The regulatory T cells (Tregs), are a type of CD4+ T cells that suppress the potentially adverse effect of the immune system and prevent autoimmune disease. Although they play a central role in maintaining self-tolerance, Tregs also represent a major barrier for the antitumor immunity. Targeting Tregs is an effective approach to treating cancer, however, they could also lead to life-threatening autoimmune problems. Thus, there is a clear need to develop more selective approaches to limit tumor-related Treg cell function without impacting peripheral immune homeostasis.

Fig. 1. Two distinct effector Treg subsets.

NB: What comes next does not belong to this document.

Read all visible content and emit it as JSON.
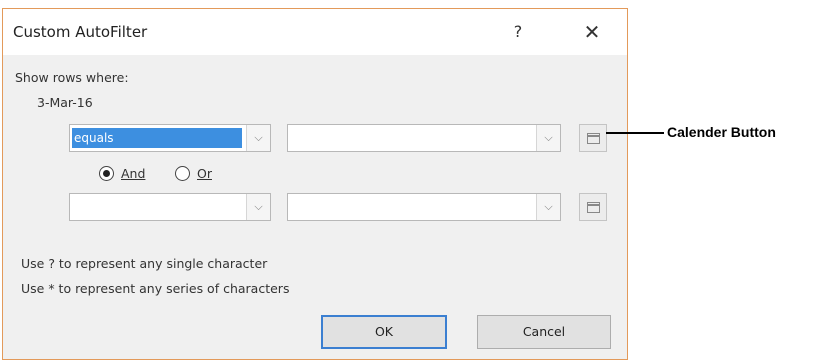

Similar to effector T cells, Treg cells undergo an activation process to gain increased inhibitory activity and eventually differentiate into effector Tregs, which can produce various soluble inhibitory cytokines and surface molecules to suppress the immune response. Effector Tregs can exert their functions through multiple suppressive mechanisms: 1) inhibitory cytokines release, in which Tregs secrete inhibitory cytokines such IL10, TGF-β, and IL35 to prevent prolonged inflammatory reactions; 2)cytolysis, which is similar to the cytotoxic T lymphocyte (CTL) granzyme-dependent pathway used to kill target cells;3) metabolic disruption; and 4) modulation of APC function, in which Tregs downregulate surface levels of CD80/CD86, CD40, MHC-I, and MHC-II on APCs, thus blocking the stimulation of effector T cells by APCs. Although these specific mechanisms have been well defined, it is uncertain how Tregs exactly employ these mechanisms and if a single effector Treg utilizes all of those suppressive mechanisms or multiple distinct Treg effectors cooperate together.

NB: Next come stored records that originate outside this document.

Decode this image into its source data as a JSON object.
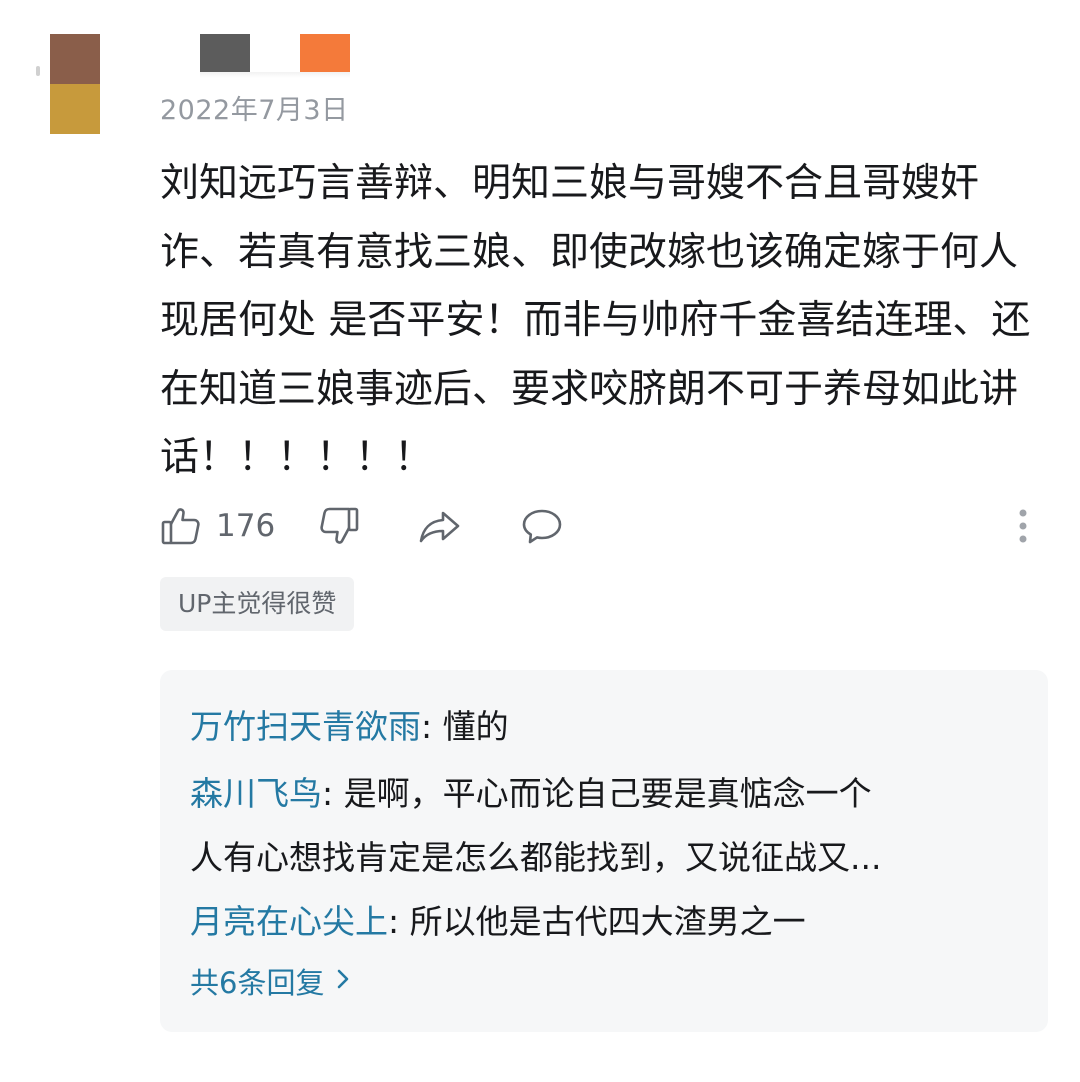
{
  "comment": {
    "date": "2022年7月3日",
    "text": "刘知远巧言善辩、明知三娘与哥嫂不合且哥嫂奸诈、若真有意找三娘、即使改嫁也该确定嫁于何人 现居何处 是否平安！而非与帅府千金喜结连理、还在知道三娘事迹后、要求咬脐朗不可于养母如此讲话！！！！！！",
    "like_count": "176",
    "up_badge": "UP主觉得很赞"
  },
  "replies": [
    {
      "name": "万竹扫天青欲雨",
      "text": ": 懂的"
    },
    {
      "name": "森川飞鸟",
      "text": ": 是啊，平心而论自己要是真惦念一个",
      "continuation": "人有心想找肯定是怎么都能找到，又说征战又..."
    },
    {
      "name": "月亮在心尖上",
      "text": ": 所以他是古代四大渣男之一"
    }
  ],
  "more_replies_label": "共6条回复",
  "colors": {
    "link": "#2479a3",
    "muted": "#9499a0",
    "reply_bg": "#f6f7f8"
  },
  "icons": [
    "thumbs-up-icon",
    "thumbs-down-icon",
    "share-icon",
    "reply-icon",
    "more-vertical-icon",
    "chevron-right-icon"
  ]
}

We seek to address this question by looking at inhibitory cytokines producing Treg subsets. Aside from the well known inhibitory cytokines such as TGF-β and IL-10, the new immunosuppressive cytokine IL-35 has been implicated in Treg cell function through a combination of bystander suppression and infectious tolerance. Therefore, we generated an IL-35 reporter mouse (Ebi3-Dre-Thy1.1) in which the surface expression of Thy1.1 reflects intracellular IL-35 secretion. Using this transgenic mouse, we found effector Tregs can be divided into two functionally distinct subsets based on their suppressive cytokine induction: IL-35-Tregs are IL-35 producers and express intermediate levels of ICOS and CCR7, preferentially localizing in the T cell zone; and IL-10-Tregs express high levels of IL-10, ICOS, granzymes, and multiple chemokine receptors responsible for migrating to peripheral non-lymphoid tissues. The IL-35-Tregs were distinguished from IL-10-Tregs, not only by their distinct expression signatures but also in their developmental dependency on a distinct transcriptional factor. Terminal effector transcription factor, Blimp1 was only crucial for IL-10 production but not for IL35, whereas Foxp3 determined the expression of IL-35 in Treg but not IL-10. Those two distinct Treg effector subsets, play complementary roles in the maintenance of immune tolerance.

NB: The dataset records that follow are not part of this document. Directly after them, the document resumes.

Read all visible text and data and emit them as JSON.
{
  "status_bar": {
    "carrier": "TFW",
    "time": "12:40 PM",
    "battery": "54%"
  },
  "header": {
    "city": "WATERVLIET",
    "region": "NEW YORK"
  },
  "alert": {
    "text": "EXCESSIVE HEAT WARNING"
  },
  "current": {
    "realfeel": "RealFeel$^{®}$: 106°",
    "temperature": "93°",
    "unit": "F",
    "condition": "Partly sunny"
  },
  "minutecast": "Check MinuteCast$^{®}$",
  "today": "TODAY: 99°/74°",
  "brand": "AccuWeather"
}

Interestingly, although depletion of IL-35-Tregs did not affect IL-10 secretion by Foxp3+ Treg cells, nor caused any obvious immune activation, targeting IL35-Tregs indeed induced a better anti-tumor immune response in controlling tumor lung metastases. Thus, targeting IL-35+ Treg cells via antibody-mediated depletion could potentially push the immune system to detect and kill cancer cells without causing significant adverse events, such as general inflammation and autoimmune complications. We believe this finding might have important implication for future clinic therapy.

Xundong Wei, Xuyu Zhou
Institute of Microbiology, Chinese Academy of Sciences, Beijing, China


Reciprocal Expression of IL-35 and IL-10 Defines Two Distinct Effector Treg Subsets that Are Required for Maintenance of Immune Tolerance.